My partner and myself received tickets at the last minute to go the Midlands Music Festival back in 2007. The festival was set on the grounds of Belvedere House, an old stately home that used to belong to the Rochforts, a very old and influential family who came to Ireland during the 13th century.
We just went for the afternoon and evening. The Blind Boys of Alabama played and Paul Brady played with his full band and much, much more.
After Paul Brady, they cleared the stage completely. We were waiting for them to start bringing on the next lot of gear, amps drums and all the rest, but all the roadies brought out was a table with little drawers on it. “What this” I thought. It was like a scene from one of Flan O Briens books. Then two mic stands, pretty stripped back compared to rest of the acts.
Then out came Gillian and David, casual as you like. They had a guitar each, Gillian with her 1956 Gibson J-50 acoustic and Dave with a little acoustic with F holes, the Epiphone Olympic 1935 with a carved archtop, no sound hole!
We were near the front in the middle, between the PA speakers and there they were just the two of them in the middle of the stage. Then they started, (I can’t remember the set list) but the minute they started playing, the hair stood on the back of my neck. I was never a massive fan or anything, just heard of Gillian through my partner. The music been, Appalachian music, Bluegrass and Americana.
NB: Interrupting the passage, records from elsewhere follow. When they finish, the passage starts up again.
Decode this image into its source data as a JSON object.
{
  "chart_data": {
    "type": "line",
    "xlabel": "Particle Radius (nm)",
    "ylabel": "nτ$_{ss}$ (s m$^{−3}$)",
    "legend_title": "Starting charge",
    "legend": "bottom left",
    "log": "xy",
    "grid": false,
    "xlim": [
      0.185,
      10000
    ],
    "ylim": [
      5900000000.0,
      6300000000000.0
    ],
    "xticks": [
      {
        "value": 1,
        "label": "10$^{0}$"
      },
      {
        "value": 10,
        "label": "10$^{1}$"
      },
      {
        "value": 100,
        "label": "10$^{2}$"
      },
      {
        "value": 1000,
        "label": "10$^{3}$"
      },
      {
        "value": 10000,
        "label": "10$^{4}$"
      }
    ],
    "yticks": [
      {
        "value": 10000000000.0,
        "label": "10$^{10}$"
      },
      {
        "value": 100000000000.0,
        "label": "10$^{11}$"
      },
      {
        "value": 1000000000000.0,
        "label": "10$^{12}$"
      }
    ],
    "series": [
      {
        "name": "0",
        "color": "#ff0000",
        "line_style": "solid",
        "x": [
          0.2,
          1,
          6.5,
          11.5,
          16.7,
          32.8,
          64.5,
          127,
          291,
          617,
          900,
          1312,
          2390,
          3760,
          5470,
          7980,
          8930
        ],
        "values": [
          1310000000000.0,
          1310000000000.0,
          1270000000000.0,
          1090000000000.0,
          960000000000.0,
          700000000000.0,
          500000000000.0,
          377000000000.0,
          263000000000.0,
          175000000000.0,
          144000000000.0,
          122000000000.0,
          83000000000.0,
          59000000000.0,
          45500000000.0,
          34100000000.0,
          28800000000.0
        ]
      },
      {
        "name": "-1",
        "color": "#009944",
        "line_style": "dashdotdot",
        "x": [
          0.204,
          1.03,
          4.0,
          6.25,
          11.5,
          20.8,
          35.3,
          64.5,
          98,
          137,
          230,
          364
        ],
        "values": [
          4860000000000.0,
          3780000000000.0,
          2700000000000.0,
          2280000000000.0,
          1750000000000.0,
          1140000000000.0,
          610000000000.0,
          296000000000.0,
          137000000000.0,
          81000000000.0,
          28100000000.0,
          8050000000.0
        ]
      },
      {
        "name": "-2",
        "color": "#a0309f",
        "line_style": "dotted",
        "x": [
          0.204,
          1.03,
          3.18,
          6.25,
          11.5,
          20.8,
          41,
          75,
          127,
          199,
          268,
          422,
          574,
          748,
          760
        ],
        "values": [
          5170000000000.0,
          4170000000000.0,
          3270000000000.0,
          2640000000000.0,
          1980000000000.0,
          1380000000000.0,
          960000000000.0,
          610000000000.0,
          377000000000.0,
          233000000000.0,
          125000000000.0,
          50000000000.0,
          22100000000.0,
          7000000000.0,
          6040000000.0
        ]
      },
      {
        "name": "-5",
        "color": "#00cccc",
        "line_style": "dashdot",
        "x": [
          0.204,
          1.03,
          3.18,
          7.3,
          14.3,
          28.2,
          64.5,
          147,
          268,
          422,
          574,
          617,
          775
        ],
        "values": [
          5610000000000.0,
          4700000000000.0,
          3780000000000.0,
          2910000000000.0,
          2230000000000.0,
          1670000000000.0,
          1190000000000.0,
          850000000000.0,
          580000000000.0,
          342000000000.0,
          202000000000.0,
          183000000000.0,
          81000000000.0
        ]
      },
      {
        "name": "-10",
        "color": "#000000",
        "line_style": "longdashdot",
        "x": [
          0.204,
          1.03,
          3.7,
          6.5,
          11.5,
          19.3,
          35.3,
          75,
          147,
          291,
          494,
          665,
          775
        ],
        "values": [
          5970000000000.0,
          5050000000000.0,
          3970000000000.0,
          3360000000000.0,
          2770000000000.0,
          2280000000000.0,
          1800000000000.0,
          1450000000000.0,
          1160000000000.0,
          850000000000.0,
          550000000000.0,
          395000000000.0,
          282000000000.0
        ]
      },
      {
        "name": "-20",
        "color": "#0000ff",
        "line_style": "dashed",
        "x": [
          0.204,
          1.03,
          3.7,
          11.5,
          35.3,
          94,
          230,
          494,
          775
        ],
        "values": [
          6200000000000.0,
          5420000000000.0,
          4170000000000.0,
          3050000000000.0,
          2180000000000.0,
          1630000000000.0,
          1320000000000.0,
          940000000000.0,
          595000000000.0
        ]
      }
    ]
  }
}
I remember the sound hopping back and forth through those speakers, the honeyed vocals from the two and harmonies that made the birds stop to listen. The sound from David’s little guitar was so sweet. He started to play some lead guitar into her playing and Gillian with her head down just listening and tapping her right foot in Gillian Welch style. I couldn’t believe my ears. “What’s going on”? I said to myself. I’ve been to lots of gigs in my time but for just two people they blew my mind. Dave’s lead guitar was just popping in and out, as she did a down strum he seemed to be doing an up stroke and the sound was going from speaker to speaker, left and right. The two so synchronized, incredible for just two people. I thought he was going to snap that little guitar, the way he was playing, really going for it.
I looked at my partner and she had tears, so had I, the tears of joy at the amazing sound, it just brought out emotions. My partner was singing along with the songs, I could hear her harmonizing with them. “This sound is just so amazing” I thought.
They played Miss o’ Hio, and Rawlings guitar accompaniments seemed to be delayed; he was coming in slightly behind Welch as she sang.
Impeccable timing, they complemented each other so well. As someone said, “they are the peanut butter and chocolate of America”, they were the jelly and ice cream that evening for me.